他沒有機會喊饒命,只瞪大眼珠子看着他……
鮮活的生命變成了一具屍體,汩汩的鮮血滲入泥土,開出了一朵烏黑色的暗色花兒。那場面極為震撼,可他的死,並沒有引起任何人的恐懼。他倒下了,馬上有人填補了他的位置,他們依舊結成人牆,死死堵住宋熹,就像魔怔似的,嘴裏重複着同樣的話。
「陛下有令,格殺勿論!」
這樣的行為,讓宋熹幾乎暴怒。
「讓開!再不讓開,朕就大開殺戒了!」
沒有人讓開,他們重複着喊話,都看着皇帝不動。
宋熹說什麼,外面人的也根本就聽不見。
殺聲一起,涌在前面的禁軍已經與墨家弟子廝殺在了一起。很多事情,到了這個地方,已經沒有了迴旋的餘地。宋熹眼睛滾燙,像要從中噴出火兒來。
「讓——」
一聲厲喝,他抽出染滿了鮮血的長劍,一連斬殺了幾個圍堵的禁軍。
然而,殺了人,依舊破不了人牆。
那些禁軍並不還手,只用血肉之軀來堵他。
他們就像沒有生命的怪物,一個倒下去,一個又填上來。
一個!
又一個!
再一個!
宋熹終於殺不動了。
哪怕這些人堵住他的路,也是一個個活生生的人。
他能殺一個兩個三個,甚至能殺十個,還能殺一百個一千個嗎?
一雙繡着金龍的皂靴踩在血水之上,他冷冷持劍,指着面前的一排禁軍。
「讓馮丁山來見朕!」
馮丁山就是這些禁軍的頭兒,殿前司都指揮使,禁軍統領,負責宋熹此行的安保護衛。從事發到現在,宋熹都不曾見過他的人,但心底已然清楚,這件事情與他脫不了干係。
外面殺聲震天。
人牆裏的圈子,卻幾近靜止。
禁軍不動聲色,只做人牆。
宋熹氣得喘着粗氣,劍尖指着他們,咬牙切齒地暴喝。
「如果她少了半根汗毛,你們都要死!都要死!」
「陛下有令,格殺勿論!」
「馮丁山!你他娘的趕緊來見朕!」
「陛下有令,格殺勿論!」
「馮丁山!朕要殺你全家,誅你九族,不!夷十族,二十族!」
「陛下!」禁制般的人牆外面,一騎黑馬終於載着馮丁山擠了過來。
他匆匆下馬撥開人群,走到宋熹的面前,單膝跪下,抱拳低頭。
「臣馮丁山叩見陛下。

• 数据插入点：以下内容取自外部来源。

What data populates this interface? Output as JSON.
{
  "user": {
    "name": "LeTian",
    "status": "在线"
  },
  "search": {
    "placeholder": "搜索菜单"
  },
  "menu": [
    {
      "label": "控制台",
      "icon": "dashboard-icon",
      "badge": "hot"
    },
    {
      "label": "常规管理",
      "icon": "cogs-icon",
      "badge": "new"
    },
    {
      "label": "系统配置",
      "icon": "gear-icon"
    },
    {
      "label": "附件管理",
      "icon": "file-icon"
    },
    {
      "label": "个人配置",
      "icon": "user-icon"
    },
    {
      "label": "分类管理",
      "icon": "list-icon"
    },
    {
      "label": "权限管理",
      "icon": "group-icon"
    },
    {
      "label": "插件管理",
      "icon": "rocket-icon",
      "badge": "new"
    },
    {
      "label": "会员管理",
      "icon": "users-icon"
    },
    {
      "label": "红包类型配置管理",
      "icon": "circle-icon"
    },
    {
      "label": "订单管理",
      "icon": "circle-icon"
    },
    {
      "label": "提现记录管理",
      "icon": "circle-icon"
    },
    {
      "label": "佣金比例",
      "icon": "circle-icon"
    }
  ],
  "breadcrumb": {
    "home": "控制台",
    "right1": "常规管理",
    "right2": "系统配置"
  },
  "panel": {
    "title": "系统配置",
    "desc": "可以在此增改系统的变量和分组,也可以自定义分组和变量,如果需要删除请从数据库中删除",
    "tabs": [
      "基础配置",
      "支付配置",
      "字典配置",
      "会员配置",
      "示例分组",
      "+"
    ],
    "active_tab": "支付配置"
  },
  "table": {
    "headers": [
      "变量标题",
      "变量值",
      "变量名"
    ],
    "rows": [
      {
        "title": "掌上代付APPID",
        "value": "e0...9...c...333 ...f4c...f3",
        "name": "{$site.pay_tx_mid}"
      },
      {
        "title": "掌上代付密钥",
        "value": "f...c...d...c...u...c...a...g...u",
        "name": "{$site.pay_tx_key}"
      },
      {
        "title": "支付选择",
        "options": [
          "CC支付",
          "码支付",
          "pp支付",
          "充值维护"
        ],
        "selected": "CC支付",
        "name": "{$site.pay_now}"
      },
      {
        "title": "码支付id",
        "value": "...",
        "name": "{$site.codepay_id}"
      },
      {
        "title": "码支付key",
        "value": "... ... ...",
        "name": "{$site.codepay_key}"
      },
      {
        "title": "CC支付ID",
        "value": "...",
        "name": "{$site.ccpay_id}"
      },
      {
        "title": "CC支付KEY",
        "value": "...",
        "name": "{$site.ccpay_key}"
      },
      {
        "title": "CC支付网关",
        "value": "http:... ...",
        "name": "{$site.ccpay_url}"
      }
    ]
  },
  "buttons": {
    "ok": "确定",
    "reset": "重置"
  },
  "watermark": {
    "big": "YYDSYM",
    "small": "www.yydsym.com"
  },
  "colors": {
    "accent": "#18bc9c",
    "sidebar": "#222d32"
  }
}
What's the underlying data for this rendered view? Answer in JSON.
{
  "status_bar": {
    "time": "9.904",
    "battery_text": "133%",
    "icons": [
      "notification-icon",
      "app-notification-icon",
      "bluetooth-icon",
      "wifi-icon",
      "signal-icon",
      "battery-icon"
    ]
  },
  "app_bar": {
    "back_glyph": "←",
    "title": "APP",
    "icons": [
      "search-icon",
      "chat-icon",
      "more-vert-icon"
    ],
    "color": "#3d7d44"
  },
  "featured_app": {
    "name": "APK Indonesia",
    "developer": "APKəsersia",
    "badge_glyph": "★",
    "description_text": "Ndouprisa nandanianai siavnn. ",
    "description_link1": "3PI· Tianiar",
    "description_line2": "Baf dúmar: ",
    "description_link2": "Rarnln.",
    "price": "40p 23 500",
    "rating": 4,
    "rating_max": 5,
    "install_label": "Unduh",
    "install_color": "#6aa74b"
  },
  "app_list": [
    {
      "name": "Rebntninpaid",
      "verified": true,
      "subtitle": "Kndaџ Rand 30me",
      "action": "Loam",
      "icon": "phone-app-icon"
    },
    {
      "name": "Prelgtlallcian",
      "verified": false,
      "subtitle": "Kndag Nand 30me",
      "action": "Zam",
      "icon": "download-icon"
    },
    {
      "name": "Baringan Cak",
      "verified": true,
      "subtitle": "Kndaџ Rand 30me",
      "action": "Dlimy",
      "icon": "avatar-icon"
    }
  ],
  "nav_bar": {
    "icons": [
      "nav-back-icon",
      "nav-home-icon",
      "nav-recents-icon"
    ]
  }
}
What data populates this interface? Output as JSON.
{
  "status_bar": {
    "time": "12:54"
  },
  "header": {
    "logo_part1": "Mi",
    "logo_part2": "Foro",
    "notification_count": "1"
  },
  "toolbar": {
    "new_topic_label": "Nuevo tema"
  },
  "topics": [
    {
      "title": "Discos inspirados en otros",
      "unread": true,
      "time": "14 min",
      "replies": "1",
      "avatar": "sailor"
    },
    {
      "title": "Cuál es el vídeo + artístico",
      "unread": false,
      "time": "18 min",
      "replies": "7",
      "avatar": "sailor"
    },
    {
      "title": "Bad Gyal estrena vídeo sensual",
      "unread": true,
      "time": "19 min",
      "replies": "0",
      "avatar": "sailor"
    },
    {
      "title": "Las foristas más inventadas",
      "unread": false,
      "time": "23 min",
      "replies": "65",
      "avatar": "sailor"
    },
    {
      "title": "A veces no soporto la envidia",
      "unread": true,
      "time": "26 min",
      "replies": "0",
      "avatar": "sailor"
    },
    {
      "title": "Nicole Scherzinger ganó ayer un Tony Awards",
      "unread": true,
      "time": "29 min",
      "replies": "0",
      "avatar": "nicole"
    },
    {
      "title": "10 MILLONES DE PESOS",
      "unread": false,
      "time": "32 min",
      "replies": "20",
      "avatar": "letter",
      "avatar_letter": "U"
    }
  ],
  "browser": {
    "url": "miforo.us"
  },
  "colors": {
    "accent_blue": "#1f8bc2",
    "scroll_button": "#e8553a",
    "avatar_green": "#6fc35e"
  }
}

」
「朕命令你,馬上撤退,讓她離開!」宋熹暴喝。
馮丁山不抬頭,態度恭順,語氣卻固執,「回陛下,臣不能。」
「不能?」宋熹的聲音已經有了幾近爆發的顫意,「馮丁山你是要造反嗎?」
「臣不敢!」慢慢地抬起頭,這位都指揮使的眼睛裏,有着濃濃的悲涼,「臣只是不想看着陛下深陷其中,無力自拔。臣只是不想看着那妖女禍及南榮,毀我江山社稷。」
「好。你不能!那你讓開,朕自己出去說!」
「陛下可以從臣的屍體上踏過去!」
「鏗」一聲,宋熹手上長劍寒光乍現,只一瞬,劍尖已落在了馮丁山的脖子上。皇帝的尊嚴不容挑戰,此時的宋熹像一隻暴怒的野獸,每一個字似乎都帶着血腥味兒,「你以為朕不敢殺你?」
馮丁山高仰起下巴,不動也不反抗。
「為國除妖,臣死而無憾。」
稍稍停頓片刻,他昂頭直視着宋熹的眼睛。
「但陛下殺不殺臣,今晚那個妖女都非死不可。」
「你——」宋熹劍尖往前一探,就捅進了馮丁山的脖子,鮮血順着劍尖湧出來,順着他的脖子往下淌。可他沒有哼半聲,就那樣一瞬不瞬地看着宋熹,言詞冷漠而從容。
「請陛下以江山社稷為重!勿被妖女所惑,罪及祖宗!」
宋熹雙目陰鷙,已然冷靜下來。
「朕再給你一次機會,讓他們住手!」
圍住宋熹這些禁軍,都是馮丁山的心腹之人,此時都滿帶遲疑地看着他,生怕宋熹手一抖,就要了他的命。他一死,他們自然也都會死。或者說,今日之事一發,他們怎麼都是一個死字。所以,他們都需要一種最完美的死法,不會禍及家人。
馮丁山看着這群死士,微微一笑。
「我們的死,是值得的。」
「使君——」
「陛下有令,格殺勿論!」馮丁山氣沉丹田,一字一頓大聲吶喊。
那群禁軍微微一怔,明白了他的意思……
做這件事之前,他們就已經把生死置之度外了。
到了這時,又哪會怕死?
「陛下有令,格殺勿論!」
「殺!殺了墨九!」
外圍的大部分禁軍,其實根本就不知發生了什麼事。他們以為自己執行的正是皇帝的聖意,手舉着武器,跟着喊着「格殺勿論」拼命似的往前涌——
吶喊聲震耳欲聾,可墨家鉅子真有那麼好殺?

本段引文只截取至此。